Objectives: To increase adult immunizations at inner-city health centers serving primarily minority patients.
Design: A before-after trial with a concurrent control.
Setting: Five inner-city health centers.
Participants: All adult patients at the health centers eligible for influenza and pneumococcal vaccines.
Intervention: Four intervention sites chose from a menu of culturally appropriate interventions based on the unique features of their respective health centers.
Measurements: Immunization and demographic data from medical records of a random sample of 568 patients aged 50 and older who had been patients at their health centers since 2000.
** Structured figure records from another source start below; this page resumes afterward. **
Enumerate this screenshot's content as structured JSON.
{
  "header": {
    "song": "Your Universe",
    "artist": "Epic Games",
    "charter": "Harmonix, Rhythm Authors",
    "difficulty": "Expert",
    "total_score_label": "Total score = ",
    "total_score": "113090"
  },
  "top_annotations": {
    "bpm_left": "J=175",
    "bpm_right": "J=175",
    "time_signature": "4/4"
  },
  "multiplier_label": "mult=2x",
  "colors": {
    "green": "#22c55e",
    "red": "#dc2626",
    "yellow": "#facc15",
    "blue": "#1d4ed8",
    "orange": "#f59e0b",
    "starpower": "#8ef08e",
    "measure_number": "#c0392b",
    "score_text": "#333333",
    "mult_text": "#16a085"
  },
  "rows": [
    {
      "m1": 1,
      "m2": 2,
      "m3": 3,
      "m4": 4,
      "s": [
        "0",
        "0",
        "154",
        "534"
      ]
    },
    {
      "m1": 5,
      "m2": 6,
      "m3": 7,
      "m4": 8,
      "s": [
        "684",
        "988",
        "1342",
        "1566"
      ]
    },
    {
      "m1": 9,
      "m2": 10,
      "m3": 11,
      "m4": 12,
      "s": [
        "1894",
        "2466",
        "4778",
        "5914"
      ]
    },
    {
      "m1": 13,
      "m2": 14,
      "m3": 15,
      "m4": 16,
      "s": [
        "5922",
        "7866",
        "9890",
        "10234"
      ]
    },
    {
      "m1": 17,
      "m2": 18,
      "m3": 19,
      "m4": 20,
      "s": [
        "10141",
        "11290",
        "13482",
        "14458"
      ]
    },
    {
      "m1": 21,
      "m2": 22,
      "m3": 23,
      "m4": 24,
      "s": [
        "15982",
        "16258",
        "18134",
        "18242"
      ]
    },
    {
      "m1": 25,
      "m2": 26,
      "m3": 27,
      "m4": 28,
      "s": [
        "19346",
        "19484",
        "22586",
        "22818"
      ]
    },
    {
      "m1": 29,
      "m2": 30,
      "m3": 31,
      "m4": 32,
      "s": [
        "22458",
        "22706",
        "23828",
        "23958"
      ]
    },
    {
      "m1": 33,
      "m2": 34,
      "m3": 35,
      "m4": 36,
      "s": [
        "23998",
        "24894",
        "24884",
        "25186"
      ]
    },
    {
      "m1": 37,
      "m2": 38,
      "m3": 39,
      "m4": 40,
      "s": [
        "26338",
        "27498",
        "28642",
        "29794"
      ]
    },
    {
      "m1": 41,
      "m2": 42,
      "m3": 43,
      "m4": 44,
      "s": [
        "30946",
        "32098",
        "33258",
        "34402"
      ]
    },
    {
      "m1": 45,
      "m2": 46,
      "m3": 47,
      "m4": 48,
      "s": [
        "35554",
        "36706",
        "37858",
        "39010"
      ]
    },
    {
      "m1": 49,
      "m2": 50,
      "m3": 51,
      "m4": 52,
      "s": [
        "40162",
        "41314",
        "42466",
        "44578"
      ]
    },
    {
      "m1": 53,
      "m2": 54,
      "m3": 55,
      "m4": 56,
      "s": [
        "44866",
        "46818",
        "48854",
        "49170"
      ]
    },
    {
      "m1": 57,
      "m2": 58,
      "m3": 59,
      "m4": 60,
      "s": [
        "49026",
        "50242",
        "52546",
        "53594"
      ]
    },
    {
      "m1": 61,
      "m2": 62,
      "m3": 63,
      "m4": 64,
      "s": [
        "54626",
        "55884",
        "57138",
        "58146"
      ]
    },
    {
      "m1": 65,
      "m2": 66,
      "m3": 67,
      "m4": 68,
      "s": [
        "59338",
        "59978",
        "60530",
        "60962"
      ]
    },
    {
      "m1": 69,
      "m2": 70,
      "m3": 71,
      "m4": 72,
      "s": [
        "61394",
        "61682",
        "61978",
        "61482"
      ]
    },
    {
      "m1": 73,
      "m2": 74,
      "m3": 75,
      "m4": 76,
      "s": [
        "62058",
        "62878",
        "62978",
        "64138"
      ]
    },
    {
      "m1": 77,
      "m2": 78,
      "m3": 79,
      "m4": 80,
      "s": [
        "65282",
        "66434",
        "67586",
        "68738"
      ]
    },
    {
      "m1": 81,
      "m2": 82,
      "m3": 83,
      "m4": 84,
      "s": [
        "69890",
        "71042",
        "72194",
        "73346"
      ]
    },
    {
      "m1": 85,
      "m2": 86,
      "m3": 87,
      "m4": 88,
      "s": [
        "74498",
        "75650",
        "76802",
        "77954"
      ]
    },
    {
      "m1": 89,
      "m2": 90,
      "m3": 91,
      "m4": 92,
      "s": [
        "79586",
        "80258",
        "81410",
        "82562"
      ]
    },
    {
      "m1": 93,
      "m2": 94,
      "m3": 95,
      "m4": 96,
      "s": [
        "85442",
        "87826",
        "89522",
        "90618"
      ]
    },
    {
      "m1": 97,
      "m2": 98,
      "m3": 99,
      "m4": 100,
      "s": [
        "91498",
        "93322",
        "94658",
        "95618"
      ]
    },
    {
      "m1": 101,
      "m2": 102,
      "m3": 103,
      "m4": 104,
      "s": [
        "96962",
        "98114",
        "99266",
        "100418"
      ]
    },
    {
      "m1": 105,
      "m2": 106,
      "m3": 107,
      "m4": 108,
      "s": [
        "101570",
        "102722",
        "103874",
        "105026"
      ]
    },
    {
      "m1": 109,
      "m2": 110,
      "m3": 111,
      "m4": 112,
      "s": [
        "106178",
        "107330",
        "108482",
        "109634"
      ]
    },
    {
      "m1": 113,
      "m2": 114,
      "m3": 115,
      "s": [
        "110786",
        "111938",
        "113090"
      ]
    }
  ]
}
Results: The preintervention influenza vaccination rate of 27.1% increased to 48.9% (P<.001) in intervention sites in Year 4, whereas the concurrent control rate remained low (19.7%). The pneumococcal polysaccharide vaccine (PPV) rate in subjects aged 65 and older increased from 48.3% to 81.3% (P<.001) in intervention sites in Year 4. Increase in PPV in the concurrent control was not significant. In logistic regression analysis, the likelihood of influenza vaccination was significantly associated with the intervention (odds ratio (OR)=2.07, 95% confidence interval (CI)=1.77-2.41) and with age of 65 and older (OR=2.0, 95% CI=1.62-2.48) but not with race. Likelihood of receiving the pneumococcal vaccination was also associated with older age and, to a lesser degree, with intervention.
Conclusion: Culturally appropriate, evidence-based interventions selected by intervention sites resulted in increased adult vaccinations in disadvantaged, racially diverse, inner-city populations over 2 to 4 years.